The directory trick is genius. I like it. Other than APC obviously not being installed on all if any shared hosting accounts , was there any other reasons why your not taking that route?
This method NBs and I worked through for quite a while as a workaround method for really,really bad hosts that don't have many of the contemporary tools. Why someone would ever pick a host like that is beyond me

But I digress. This method is quick enough, but today will take up close to 30K inodes on a box... so the problem here is if a host won't let you go that route. An alternate we came up with was to do the first 3 octets as directories and then the last octet as a file that you would load, or better, php include (this is the fastest) so you keep the total number of inodes under what your host will allow - this is particularly important if you have a boatload of pages on a spam site, for example.
The fastest way to do this is to convert the node address (the last octet) and spider name into an array, then store it as a serialized array in a file. Then the "include" php looks something like this: (image you name the file "spiders.txt")
<?php
$spiderArr = unserialize('{... the serialized array ...}');
?>
...that's it. Then when your master file simply needs to do something like this:
$spiderArr = array();
preg_match('/^[0-9]{1,3}\.[0-9]{1,3}\.[0-9]{1,3}/', $SERVER['REMOTE_ADDR'], $parts);
$dir = str_replace('.', '/', $parts[0]);
include "$dir/spiders.txt";
At this point, $spiderArr either contains nothing (what you originally set it to) or it has been overwritten by the included file.
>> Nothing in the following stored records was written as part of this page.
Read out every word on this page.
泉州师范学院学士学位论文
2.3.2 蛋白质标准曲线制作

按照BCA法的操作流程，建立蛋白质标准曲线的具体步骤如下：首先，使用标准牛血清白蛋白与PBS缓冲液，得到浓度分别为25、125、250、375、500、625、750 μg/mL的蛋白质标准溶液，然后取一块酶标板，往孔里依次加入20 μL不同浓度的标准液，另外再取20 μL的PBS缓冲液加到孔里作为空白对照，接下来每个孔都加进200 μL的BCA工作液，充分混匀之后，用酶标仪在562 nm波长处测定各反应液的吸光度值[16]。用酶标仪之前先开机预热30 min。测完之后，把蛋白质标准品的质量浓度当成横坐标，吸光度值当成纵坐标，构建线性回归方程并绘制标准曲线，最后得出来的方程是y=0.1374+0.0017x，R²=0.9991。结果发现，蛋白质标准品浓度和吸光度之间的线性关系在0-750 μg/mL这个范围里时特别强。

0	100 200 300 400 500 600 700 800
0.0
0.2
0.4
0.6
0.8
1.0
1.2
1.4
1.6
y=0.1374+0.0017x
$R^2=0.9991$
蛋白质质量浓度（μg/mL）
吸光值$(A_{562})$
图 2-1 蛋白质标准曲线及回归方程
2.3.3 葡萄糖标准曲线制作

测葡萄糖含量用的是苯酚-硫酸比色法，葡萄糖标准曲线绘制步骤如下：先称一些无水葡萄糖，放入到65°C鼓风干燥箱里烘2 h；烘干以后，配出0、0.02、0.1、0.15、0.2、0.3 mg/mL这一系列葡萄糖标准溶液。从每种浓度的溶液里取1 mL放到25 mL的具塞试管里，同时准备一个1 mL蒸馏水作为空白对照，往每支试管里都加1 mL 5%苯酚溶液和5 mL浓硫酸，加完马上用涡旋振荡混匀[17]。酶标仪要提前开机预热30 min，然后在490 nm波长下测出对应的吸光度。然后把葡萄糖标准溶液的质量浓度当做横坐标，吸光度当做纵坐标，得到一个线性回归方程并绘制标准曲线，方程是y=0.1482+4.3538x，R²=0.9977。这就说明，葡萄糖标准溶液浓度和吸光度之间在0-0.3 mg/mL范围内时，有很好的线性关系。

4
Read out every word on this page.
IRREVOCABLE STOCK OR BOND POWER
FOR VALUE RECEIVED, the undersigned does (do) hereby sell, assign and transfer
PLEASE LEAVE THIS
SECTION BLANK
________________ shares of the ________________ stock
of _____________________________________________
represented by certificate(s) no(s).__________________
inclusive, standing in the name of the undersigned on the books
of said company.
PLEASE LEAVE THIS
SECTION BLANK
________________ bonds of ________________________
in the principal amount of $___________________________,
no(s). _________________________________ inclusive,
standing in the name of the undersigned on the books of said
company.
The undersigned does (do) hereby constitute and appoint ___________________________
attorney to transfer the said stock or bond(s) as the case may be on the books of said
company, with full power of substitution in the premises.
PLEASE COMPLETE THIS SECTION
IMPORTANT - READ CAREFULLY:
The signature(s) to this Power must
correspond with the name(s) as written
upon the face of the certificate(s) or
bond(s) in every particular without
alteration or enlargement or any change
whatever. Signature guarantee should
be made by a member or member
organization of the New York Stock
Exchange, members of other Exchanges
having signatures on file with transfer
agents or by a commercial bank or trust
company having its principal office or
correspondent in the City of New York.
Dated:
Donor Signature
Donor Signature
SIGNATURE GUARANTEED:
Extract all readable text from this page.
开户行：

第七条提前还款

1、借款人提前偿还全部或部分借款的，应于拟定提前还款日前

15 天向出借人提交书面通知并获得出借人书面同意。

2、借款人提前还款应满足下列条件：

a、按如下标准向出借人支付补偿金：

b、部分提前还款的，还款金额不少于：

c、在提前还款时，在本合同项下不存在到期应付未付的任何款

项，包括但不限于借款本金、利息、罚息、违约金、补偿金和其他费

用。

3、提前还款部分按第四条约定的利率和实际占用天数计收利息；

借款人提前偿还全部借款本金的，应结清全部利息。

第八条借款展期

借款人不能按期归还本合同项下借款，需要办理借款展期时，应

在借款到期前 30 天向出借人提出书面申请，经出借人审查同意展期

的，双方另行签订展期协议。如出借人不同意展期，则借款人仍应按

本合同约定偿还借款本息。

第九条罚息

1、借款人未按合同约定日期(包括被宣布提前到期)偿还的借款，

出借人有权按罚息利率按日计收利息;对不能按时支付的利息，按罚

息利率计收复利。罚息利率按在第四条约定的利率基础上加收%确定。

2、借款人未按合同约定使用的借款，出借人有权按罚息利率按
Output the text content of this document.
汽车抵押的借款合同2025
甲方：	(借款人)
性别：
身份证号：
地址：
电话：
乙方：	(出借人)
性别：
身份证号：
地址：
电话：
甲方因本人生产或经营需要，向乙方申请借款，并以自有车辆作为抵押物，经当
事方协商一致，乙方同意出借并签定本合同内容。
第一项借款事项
Since it's "include" not "require" PHP will not stop (it will only complain if you have your error-reporting set too low) - and then you can ask the array to see if the current REMOTE_ADDR is a spider or not.
If you have the RAM, you can do this via APC, although there are many methods and arguments about hashing speed, too many elements in the array, running out of cache RAM and having to shift to disc all the time... it's a pretty big topic. I toyed with it for a while but found that I didn't like any of my solutions, so I passed on APCing the spiderSpy DB. Again, I am now doing almost all my spider IDing, tracking and cloak setup in a single stored procedure, so I'm quite a ways away from this ATM.
Installed APC on my dev server. p4 2.8 w 4g of ram
Loaded all 20K+ ips into any array
Stored it in apc
Then fetched them all in right at 1 second. Damn
The way APC works is that it keeps a copy of <whatever you store> in RAM - this sounds great, but consider this: if you load a 29K spider IP table into an array, then use that array for every page call, you're making another copy of that 29K array for
every instance and every paged called, every time - this is ENORMOUSLY ram and processor intensive - it is a bad way to go. Just sayin.
/p